Romulus did not suffer them to kill any infants under three years old: [111] by which means he reconciled the law that gave to fathers the right over their children of life and death with that which prohibited their being exposed.

We find also in Dionysius Halicarnassus [112] that the law which obliged the citizens to marry, and to educate all their children, was in force in the 277th year of Rome; we see that custom had restrained the law of Romulus which permitted them to expose their younger daughters.

We have no knowledge of what the law of the Twelve Tables (made in the year of Rome 301) appointed with respect to the exposing of children, except from a passage of Cicero, [113] who, speaking of the office of tribune of the people, says that soon after its birth, like the monstrous infant of the law of the Twelve Tables, it was stifled; the infant that was not monstrous was therefore preserved, and the law of the Twelve Tables made no alteration in the preceding institutions.

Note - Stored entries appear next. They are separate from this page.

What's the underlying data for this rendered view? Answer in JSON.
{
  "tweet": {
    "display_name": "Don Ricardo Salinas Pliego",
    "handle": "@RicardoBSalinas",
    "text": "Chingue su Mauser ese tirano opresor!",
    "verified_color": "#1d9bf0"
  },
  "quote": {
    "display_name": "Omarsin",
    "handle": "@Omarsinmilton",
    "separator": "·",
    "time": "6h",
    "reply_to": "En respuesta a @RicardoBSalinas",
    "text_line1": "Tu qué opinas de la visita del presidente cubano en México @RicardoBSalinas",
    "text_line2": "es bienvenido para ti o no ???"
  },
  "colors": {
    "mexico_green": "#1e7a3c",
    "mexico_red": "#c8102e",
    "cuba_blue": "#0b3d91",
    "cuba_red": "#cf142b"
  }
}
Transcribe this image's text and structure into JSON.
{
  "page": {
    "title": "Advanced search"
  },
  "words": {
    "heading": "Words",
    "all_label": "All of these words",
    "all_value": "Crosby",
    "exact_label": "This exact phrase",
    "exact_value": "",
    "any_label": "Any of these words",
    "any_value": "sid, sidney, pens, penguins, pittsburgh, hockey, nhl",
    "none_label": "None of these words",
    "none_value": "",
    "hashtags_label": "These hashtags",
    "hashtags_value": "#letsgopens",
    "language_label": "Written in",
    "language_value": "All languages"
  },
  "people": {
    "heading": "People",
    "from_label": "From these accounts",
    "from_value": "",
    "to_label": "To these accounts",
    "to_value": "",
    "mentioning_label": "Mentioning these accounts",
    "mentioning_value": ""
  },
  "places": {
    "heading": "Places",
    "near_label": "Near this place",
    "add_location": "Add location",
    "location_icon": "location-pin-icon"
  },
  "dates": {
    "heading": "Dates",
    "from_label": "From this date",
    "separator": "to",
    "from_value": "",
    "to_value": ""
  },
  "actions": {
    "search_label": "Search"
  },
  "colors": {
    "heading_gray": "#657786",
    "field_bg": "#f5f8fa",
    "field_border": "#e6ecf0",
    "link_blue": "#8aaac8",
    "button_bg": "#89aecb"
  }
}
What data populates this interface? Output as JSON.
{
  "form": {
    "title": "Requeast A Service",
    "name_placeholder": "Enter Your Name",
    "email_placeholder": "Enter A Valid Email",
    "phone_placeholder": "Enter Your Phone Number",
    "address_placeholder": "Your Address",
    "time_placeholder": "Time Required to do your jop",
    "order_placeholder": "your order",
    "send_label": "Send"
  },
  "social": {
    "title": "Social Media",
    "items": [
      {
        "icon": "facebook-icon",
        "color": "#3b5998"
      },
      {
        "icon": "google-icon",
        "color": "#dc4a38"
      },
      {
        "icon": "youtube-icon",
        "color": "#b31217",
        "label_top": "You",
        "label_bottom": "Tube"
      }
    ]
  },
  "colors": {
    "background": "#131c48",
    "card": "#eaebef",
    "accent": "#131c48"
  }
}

"The Germans," says Tacitus, [114] "never expose their children; among them the best manners have more force than in other places the best laws." The Romans had therefore laws against this custom, and yet they did not follow them. We find no Roman law that permitted the exposing of children; [115] this was, without doubt, an abuse introduced towards the decline of the republic, when luxury robbed them of their freedom, when wealth divided was called poverty, when the father believed that all was lost which he gave to his family, and when this family was distinct from his property.